9 thoughts on “Adventures in the U.S. health care system

  1. If there’s only a single generic manufacturer, that’s the usual competitive equilibrium – slight brand premium, but both parties are effectively monopolies in different market segments.

    • Are you kidding? FDA acts as a cartel enforcer for pharmas by excluding lower-priced competition. Despite the common misconception, it doesn’t do much to protect the public from quack medicine and downright poisonous drugs… check the story of Vioxx which killed over 50000 people *and* was FDA-approved. Needless to say, no FDA bureaucrat suffered any consequnces.

    • Can you give a specific example of how lower priced competition is excluded, besides patents, which are not unique to the FDA or the pharmaceuticals industry?

  2. When I worked for McKesson, the price of a drug was largely determined by the cost of regulating it. The street price of opiates were largely determined by strictly the drugs were regulated legally. Schedule 1’s were most expensive (super heavy regulation, research only), Schedule 2’s were less expensive but still very expensive. Schedule 3-5 less so, but still regulated.

  3. We have enough problems with shipping drugs through the mail. To wit: the Chinese are happy to supply all the fentanyl needed to kill 14 million people by sending it through the U.S. Postal Service!

    30+ Kg of Fentanyl, 30+ Kg of Heroin, 5+ Kg of coke, $700 grand in cash, 24 guns — *Including an AK-47.”

    You can’t make stuff like this up!

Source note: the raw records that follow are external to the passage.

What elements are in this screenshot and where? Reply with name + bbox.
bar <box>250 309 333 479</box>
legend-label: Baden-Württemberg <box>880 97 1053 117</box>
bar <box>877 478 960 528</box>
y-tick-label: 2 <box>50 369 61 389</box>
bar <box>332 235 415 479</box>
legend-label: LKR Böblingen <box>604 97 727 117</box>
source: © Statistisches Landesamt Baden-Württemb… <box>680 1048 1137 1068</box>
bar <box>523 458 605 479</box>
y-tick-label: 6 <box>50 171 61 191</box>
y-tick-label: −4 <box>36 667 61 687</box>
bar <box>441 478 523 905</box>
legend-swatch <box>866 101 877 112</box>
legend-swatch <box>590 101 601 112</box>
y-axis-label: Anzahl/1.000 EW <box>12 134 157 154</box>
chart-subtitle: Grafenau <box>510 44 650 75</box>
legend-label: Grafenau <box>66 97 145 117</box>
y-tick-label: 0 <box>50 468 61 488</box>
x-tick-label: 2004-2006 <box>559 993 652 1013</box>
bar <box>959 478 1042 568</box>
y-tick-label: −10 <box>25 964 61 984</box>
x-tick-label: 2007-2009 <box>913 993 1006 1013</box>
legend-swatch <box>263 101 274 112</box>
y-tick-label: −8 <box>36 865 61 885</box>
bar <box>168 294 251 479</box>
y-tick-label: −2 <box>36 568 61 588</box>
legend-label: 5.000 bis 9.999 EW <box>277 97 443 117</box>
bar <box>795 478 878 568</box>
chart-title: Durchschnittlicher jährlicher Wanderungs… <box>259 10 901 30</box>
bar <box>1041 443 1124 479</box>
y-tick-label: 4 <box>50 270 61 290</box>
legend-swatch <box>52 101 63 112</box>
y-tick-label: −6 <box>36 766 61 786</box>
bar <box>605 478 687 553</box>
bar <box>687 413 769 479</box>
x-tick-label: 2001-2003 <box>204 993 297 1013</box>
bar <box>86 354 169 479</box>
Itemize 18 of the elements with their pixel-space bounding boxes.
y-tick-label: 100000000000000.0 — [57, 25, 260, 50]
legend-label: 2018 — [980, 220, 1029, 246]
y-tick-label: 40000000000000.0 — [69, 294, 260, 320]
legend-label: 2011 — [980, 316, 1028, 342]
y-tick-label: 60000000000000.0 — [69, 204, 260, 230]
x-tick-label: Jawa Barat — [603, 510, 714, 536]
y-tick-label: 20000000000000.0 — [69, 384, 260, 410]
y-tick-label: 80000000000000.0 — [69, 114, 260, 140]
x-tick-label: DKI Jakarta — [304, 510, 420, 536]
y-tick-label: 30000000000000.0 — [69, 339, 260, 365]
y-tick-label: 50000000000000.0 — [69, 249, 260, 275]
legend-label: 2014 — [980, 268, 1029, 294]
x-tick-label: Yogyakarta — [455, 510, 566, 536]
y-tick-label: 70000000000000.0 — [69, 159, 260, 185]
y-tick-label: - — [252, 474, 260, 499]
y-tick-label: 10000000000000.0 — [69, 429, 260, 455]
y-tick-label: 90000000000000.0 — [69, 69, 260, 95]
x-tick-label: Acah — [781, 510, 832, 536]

The video IS the Onion.

  4. However: given the problems you talk about, I wouldn’t bet against Amazon spinning off a pharmaceutical delivery business by drone. In principle it should be easier than delivering almost anything else by drone: most prescriptions don’t weigh much, they could probably fit a dozen of them into a delivery package at a time. The whole thing could be robot from one end to the other: doctor sends prescription to Amazon, their Pharma facility picks the product, the logistics are all done instantly, the drone goes out and drops the drugs where they’re supposed to be. It’s coming.

  5. > To me this is a great example of how the 18 percent of GDP that is purportedly for “health care” is illusory in terms of benefits to Americans.

    Well, the crash is coming and people are going to go back to the old-fashioned ways of treating illnesses. We’ll be back to leeches and poultice before too long – at least for most people. I mean that seriously.